Broschüre informiert über Beweislastumkehr

Bis es erste Urteile in den verschiedenen Diskriminierungsarten gebe, bleibe aber auch die letztendliche Umsetzung des Gesetzes offen. Daß ein Opfer es nun einfacher hat, gegen Diskriminierung vorzugehen, steht mit der neuen Bestimmung fest: Schließlich sieht das Gesetz die sogenannte "Beweislasterleichterung" vor. In einer der ausliegenden Infobroschüren steht: "Wenn es Ihnen gelingt, Indizien vorzulegen, die darauf schließen lassen, daß eine Diskriminierung vorliegt, ist die Gegenseite in der Pflicht zu beweisen, daß sie nicht diskriminiert hat."

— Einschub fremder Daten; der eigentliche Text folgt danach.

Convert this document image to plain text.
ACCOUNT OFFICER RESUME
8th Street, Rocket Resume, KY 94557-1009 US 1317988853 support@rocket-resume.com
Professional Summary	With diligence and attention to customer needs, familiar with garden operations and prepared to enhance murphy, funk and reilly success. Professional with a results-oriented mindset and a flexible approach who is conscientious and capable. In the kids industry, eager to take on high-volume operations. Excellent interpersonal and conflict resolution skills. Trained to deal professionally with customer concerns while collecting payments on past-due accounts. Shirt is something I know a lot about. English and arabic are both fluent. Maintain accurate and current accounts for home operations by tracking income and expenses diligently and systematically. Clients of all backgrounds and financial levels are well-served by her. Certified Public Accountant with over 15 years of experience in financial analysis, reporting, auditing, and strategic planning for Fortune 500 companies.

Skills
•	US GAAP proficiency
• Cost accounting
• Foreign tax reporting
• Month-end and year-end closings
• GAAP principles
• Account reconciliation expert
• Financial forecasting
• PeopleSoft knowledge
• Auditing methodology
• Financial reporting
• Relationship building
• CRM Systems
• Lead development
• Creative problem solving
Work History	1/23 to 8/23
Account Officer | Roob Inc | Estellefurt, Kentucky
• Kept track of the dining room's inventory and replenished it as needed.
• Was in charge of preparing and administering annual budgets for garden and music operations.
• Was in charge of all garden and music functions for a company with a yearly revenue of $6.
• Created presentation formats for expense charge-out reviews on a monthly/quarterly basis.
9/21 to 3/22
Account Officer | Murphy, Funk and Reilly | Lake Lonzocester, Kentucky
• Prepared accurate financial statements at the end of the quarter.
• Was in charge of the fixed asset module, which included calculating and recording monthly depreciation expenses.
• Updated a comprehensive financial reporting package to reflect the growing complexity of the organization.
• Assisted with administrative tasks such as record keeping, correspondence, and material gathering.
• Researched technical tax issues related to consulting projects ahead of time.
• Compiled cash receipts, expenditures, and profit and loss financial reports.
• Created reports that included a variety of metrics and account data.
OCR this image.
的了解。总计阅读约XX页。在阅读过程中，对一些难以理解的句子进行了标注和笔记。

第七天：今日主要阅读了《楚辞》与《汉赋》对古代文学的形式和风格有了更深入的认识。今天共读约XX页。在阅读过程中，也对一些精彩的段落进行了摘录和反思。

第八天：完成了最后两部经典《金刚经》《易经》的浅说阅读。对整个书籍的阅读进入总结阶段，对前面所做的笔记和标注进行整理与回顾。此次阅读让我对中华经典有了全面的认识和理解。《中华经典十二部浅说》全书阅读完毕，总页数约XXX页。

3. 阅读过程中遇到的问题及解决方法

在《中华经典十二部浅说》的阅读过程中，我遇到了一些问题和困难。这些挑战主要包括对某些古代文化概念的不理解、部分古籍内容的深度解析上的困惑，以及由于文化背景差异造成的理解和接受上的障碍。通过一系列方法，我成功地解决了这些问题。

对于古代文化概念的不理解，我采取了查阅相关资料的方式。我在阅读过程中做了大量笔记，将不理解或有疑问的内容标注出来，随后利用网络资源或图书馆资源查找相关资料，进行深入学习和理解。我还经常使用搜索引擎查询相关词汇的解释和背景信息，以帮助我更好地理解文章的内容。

In diesem Heft wird eine genaue Anleitung geboten, wie in solch einem Fall zu handeln ist: "In der Situation Ruhe bewahren: Auch wenn Sie sich in Ihrer Würde verletzt und provoziert fühlen, sollten Sie möglichst ruhig bleiben. Eine lautstarke Beschwerde oder Beleidigung gegenüber dem Diskriminierer kann später vom Nachteil für Sie sein." Danach müßten Beweise gesichert und mögliche Zeugen schriftlich notiert werden.

"Trotzdem müssen Arbeitgeber, die sich nichts vorzuwerfen haben, keine Angst haben", beruhigt der Mitarbeiter des Antidiskriminierungsbüros. "Schließlich entscheiden die Gerichte über die Beschwerden. Wer unschuldig ist, hat in einem Rechtsstaat nichts zu fürchten." Daß solche Gesetze auch mißbraucht und vor allem Mittelständlern zum Verhängnis werden könnten, will er nicht glauben. "Wenn Arbeitgeber unsicher sind, wie sie sich zu verhalten haben, sollen sie sich bei der Deutschen Industrie- und Handelskammer informieren. Auf der Internetseite gibt es zahlreiche Tips. Dort werden sogar Seminare für Arbeitgeber zu diesem Thema angeboten."

Zum Schluß entschuldigt sich der Mitarbeiter zum wiederholten Mal für das Chaos: "Kommen Sie doch in einem halben Jahr wieder. Dann können wir sicherlich was für Sie tun."